2

679 206 234
                                    

Aku menyeret langkah gontai menuju dapur. Berharap masih ada roti isi bagianku yang disisakan oleh mama. Pagi tadi, aku menolak ikut sarapan bareng keluarga. Sejak kejadian semalam, aku takut tak bisa mengontrol mood dan emosi jika bertemu papa dan mama. Alhasil, perut yang tidak mampu berdusta ini menuntut untuk menyelinap mencari makanan yang masih mungkin dimakan.

Benar dugaanku. Mama memang menyisakan dua potong roti isi. Aku mulai melahap, mengunyah menyesapi rasanya. Untung saja mama ingat menyimpan bagianku. Kalau tidak, entah seperti apa nasib lambung ini.
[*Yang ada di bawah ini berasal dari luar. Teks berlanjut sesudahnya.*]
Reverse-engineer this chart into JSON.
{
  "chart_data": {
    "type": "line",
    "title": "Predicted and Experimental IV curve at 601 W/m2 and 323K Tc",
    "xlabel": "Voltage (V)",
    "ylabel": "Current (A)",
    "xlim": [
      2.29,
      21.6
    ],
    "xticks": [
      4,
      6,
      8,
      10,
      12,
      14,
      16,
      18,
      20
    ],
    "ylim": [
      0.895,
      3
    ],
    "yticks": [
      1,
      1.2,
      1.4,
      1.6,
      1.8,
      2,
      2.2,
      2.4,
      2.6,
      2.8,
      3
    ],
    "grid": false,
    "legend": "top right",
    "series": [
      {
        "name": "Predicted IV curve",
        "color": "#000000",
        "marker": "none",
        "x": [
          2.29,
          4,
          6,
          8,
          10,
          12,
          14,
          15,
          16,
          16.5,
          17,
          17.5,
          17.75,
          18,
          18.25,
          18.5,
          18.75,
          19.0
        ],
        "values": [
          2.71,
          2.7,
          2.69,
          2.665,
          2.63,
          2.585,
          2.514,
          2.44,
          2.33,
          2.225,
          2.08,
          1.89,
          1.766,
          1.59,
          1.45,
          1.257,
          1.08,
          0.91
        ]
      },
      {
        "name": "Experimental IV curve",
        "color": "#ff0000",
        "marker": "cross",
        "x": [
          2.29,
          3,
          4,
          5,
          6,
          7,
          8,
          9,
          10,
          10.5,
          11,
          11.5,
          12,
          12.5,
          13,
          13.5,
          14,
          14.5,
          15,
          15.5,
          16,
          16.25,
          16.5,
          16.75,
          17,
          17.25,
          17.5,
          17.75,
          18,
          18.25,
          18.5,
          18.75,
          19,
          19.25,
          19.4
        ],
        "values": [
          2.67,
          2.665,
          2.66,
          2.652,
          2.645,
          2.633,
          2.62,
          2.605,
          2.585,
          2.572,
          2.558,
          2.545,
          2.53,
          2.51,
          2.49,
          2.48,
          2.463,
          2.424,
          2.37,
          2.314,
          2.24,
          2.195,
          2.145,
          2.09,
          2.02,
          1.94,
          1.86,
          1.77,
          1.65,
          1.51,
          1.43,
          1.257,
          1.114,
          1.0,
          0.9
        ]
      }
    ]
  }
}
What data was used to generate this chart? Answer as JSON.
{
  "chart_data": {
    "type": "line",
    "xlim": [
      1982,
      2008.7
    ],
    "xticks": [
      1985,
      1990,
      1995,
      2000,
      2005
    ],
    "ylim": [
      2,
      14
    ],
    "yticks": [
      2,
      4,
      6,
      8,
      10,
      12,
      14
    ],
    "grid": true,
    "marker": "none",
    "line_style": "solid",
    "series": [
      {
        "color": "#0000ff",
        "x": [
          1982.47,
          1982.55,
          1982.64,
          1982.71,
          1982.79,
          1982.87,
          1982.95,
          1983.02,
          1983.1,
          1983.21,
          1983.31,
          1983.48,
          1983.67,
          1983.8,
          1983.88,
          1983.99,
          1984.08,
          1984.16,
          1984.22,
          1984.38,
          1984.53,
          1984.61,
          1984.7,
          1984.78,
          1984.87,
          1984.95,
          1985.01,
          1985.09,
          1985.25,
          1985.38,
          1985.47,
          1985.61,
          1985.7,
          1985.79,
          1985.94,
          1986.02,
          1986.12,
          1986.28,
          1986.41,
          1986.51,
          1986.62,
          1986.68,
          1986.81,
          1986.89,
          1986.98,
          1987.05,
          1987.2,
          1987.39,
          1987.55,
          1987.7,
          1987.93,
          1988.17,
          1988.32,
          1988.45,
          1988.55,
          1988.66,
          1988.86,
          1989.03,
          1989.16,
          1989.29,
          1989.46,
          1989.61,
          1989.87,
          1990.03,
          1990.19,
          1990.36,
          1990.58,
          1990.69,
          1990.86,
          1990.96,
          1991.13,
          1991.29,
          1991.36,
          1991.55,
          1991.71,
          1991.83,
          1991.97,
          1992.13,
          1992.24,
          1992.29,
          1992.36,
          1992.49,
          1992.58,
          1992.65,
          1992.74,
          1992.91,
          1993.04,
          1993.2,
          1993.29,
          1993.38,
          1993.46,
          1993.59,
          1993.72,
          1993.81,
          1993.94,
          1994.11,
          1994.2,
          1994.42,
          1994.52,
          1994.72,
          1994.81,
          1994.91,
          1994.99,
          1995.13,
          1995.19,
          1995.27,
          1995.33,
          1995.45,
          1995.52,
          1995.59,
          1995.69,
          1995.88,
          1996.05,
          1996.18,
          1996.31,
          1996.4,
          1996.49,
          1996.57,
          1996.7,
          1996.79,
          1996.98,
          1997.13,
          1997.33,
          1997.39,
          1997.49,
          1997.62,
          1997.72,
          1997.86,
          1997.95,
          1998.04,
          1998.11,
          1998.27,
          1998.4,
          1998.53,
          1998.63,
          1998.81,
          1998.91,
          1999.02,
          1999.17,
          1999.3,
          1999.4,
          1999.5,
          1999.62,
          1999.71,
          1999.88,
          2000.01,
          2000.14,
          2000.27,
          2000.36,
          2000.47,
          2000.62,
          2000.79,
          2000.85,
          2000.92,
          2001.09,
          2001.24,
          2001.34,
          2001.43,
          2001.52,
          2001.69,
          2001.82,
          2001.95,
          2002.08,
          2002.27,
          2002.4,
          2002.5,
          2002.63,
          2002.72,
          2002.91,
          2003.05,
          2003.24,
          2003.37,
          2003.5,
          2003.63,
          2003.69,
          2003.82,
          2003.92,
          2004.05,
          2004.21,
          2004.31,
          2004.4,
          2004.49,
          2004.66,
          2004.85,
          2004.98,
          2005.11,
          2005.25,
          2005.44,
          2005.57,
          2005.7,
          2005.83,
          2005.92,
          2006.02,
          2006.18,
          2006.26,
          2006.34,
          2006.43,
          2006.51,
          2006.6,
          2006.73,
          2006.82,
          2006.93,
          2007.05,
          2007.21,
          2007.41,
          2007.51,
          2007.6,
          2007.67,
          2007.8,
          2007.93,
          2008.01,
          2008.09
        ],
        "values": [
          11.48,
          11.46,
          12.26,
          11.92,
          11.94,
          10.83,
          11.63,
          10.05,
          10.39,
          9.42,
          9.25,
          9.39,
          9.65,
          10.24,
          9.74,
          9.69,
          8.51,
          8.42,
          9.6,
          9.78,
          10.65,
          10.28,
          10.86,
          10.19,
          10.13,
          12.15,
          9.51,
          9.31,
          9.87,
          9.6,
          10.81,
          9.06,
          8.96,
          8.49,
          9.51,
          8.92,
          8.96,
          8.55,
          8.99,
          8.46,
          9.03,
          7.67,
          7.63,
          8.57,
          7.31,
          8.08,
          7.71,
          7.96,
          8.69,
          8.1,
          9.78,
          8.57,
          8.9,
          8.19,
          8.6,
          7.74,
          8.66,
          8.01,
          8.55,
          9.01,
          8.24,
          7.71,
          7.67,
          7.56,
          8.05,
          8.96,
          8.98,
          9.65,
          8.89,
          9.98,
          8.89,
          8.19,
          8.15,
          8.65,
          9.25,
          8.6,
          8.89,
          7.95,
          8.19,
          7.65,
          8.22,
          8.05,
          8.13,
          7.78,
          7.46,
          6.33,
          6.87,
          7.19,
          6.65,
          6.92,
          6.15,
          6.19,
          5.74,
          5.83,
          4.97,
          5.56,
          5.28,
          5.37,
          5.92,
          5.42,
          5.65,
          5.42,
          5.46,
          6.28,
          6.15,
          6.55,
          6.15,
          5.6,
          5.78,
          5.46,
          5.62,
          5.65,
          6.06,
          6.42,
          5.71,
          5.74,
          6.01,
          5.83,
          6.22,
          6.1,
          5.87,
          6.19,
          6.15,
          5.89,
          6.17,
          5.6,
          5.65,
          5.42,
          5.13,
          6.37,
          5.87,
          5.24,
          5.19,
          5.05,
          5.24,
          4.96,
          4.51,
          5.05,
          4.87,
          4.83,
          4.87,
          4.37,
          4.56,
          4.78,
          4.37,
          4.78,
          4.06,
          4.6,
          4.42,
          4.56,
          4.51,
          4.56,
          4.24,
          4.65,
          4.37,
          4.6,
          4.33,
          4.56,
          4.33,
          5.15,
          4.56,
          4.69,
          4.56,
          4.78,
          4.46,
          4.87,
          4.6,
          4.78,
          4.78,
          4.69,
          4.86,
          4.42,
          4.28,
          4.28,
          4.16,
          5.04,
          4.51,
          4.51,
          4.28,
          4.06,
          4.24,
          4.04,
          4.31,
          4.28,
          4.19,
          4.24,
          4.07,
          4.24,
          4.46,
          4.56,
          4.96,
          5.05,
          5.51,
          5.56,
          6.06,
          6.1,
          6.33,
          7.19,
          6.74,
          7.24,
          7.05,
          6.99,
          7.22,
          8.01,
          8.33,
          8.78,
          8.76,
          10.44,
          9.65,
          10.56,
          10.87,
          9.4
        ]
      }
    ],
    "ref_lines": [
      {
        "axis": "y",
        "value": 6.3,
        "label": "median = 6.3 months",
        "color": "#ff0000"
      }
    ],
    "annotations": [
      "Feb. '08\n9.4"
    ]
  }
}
"Masih ingat makan? Papa kira sejak nolak sarapan bareng, kamu udah nggak butuh makan lagi dirumah ini."

Aku menghentikan kunyahan. Mendengkus saat mendengar suara apatis papa. Sejak kapan papa menjadi peran antagonis dalam hidupku? Dan sekarang ingin merecoki pula? Apa sih yang ada di pikirannya? Aku bergeming, mengabaikan perkataan Papa tanpa sedikit pun menoleh ke arahnya. Meneruskan kunyahanku, walau mood lapar sudah menurun drastis.

Setelah menyelesaikan kunyahan terakhir dari potongan roti isi, aku berjalan melewati papa, hendak kembali ke kamar. Sama sekali tak berniat berbicara apalagi berdiskusi, lebih-lebih jika pembahasannya tak lari dari kata 'perjodohan'.

"Ari." Aku menghentikan langkah ketika Papa memanggil. "Mungkin menurut kamu Papa egois karena udah ngurusin hidup kamu dan ngatur rencana sebegininya, tapi, Papa lakuin ini semua bukan tanpa pertimbangan. Kamu harus percaya sama Papa, ini semua buat kebaikanmu, Ari."

Aku melengos. Seberapa yakin papa saat mengatakan melakukan hal ini tanpa pertimbangan? Pertimbangan apa yang sudah dipikirkannya tanpa perlu izin dan persetujuanku? Apa lagi tadi katanya? Untuk kebaikanku? Serius? Untukku atau untuk dirinya sendiri? Tau apa papa tentang kebahagiaanku? Ini semua omong kosong. Bahkan sekedar bertanya dan berdiskusi saja enggan. Aku tidak bahagia. Itu berarti papa sudah salah, tentu saja aku punya hak untuk tidak memercayainya.

Aku memutuskan melanjutkan langkah, tidak mengacuhkan perkataan papa. Terus berderap menuju kamarku. Tinggal 40 menit lagi aku akan siap pergi.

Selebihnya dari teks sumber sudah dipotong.